Ora la musica è perfettamente chiara e davanti a me è la partitura d’un opera: questi segni topografici, note; quelle vie, pentagrammi sfilacciati… Dove noi, e solo noi, con le nostre biciclette noleggiate, eravamo gli interpreti!
Anche senza volerlo, le mie dita vengono richiamate sulla cartina a ripercorre, il percorso del nostro viaggio, durante il quale ci affidammo (vigliaccamente?), anche a quel navigatore satellitare, che pur millantando sicurezza, non riuscì mai a garantirci un incedere tranquillo.
Relativamente pochi furono i chilometri senza dubbi, dominati dalla certezza del sapere dove eravamo esattamente; numerose invece le fantasiose invenzioni che sovente ci costrinsero a ritornare, pur sempre scodinzolando, sui nostri passi. Solo due invece, le occasioni di disagio in cui un primo disperare, rivelò più tardi l’importanza dell’aver fiducia negli altri uomini e nel cielo.
Non so se un giorno passerà a visitarmi il vento che cancellerà i ricordi o se arriverà quella malattia-tempesta che annullerà la memoria, ma se così fosse, alla sua crudeltà che ruberà ogni importante dettaglio chiederò la sciocca clemenza, di lasciarmi fra i tanti, solo i ricordi legati a quei due ingenui episodi…
Il primo nel villaggio di Kudra, dove ci sorprese un temporale e dove il nostro muoverci bagnati, con umiltà e bisogno, ci spinse dapprima sotto alcuni alberi e poi a fianco di Dzintra, una signora lettone, intenta a bruciare foglie nel suo giardino. L’indifferente titubanza iniziale si trasformò in un poverissimo dialogo di parole, ma ricco di gesti e disegni. La nostra umile richiesta di un tetto per ripararci dalla pioggia e di istruzioni per ritornare al nostro alloggio, venne ripagata generosamente con una calorosa accoglienza e con la preziosa disponibilità a mostrarci di persona, con la propria auto e per una decina di chilometri, la giusta strada che mai avremmo scovato.
Nel futuro mio e di Sara, già si intravedeva quel viaggio magnifico che avrebbe vissuto nei fiori e nel profumo d’arancio.

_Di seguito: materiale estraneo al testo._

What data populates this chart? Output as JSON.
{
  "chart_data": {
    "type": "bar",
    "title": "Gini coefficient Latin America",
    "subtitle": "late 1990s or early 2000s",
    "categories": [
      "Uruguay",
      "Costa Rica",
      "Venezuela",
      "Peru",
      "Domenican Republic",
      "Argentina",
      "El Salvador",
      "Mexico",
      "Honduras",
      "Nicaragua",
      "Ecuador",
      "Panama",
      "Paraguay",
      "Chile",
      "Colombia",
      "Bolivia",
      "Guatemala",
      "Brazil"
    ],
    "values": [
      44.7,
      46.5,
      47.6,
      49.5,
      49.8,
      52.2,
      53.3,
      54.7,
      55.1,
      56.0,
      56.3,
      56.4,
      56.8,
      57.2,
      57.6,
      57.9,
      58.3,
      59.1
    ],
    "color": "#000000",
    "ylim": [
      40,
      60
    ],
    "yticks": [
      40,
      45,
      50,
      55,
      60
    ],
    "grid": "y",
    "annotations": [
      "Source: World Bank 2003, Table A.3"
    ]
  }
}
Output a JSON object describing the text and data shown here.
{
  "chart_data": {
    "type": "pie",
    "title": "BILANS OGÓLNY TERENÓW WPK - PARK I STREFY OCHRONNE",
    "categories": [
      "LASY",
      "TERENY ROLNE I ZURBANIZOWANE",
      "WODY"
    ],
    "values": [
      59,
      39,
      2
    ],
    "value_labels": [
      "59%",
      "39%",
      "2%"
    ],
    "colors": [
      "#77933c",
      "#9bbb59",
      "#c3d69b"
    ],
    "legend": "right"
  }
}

Il secondo, visse invece in una cava poco dopo l’abitato di Vangazi, dove le nostre biciclette passarono a fianco di enormi camion, strutture arrugginite, montagne di sabbia e macchinari usati per l’estrazione di inerti, prima di ritrovarsi dinanzi ad un grosso guaio. Un ambiguo ponte costituito da un tubo ricoperto ormai da poche assi di legno, da diversi chiodi a vista e con un corrimano traballante. Un ponte che se non avessimo attraversato ci avrebbe costretto a ritornare indietro per diversi chilometri e a cercare chissà quale alternativa.
«Ale, cosa stai facendo?»
La voce di Sarà mi riportò nel presente e non fu poca la sorpresa nel ritrovarmi inginocchiato sopra quelle cartine. Mi sentivo il devoto adoratore del “Signore di ogni luogo” che con il proprio ricordare si disponeva in ripetuti grazie, il cui eco al pari di una candela, auspicava benedizione e grazia.
«Niente…»
Niente. Niente, sembrava la risposta più corretta. La più simile a quella natura che sempre si mostra generosa, pur non rivelandosi e tacendo. Niente. Eppure sapevo che su quelle cartine avrei continuato la pratica di quel ricordo-preghiera, nella felice consapevolezza che nel futuro mio e di Sara, già si intravedeva quel viaggio magnifico che avrebbe vissuto nei fiori e nel profumo d’arancio.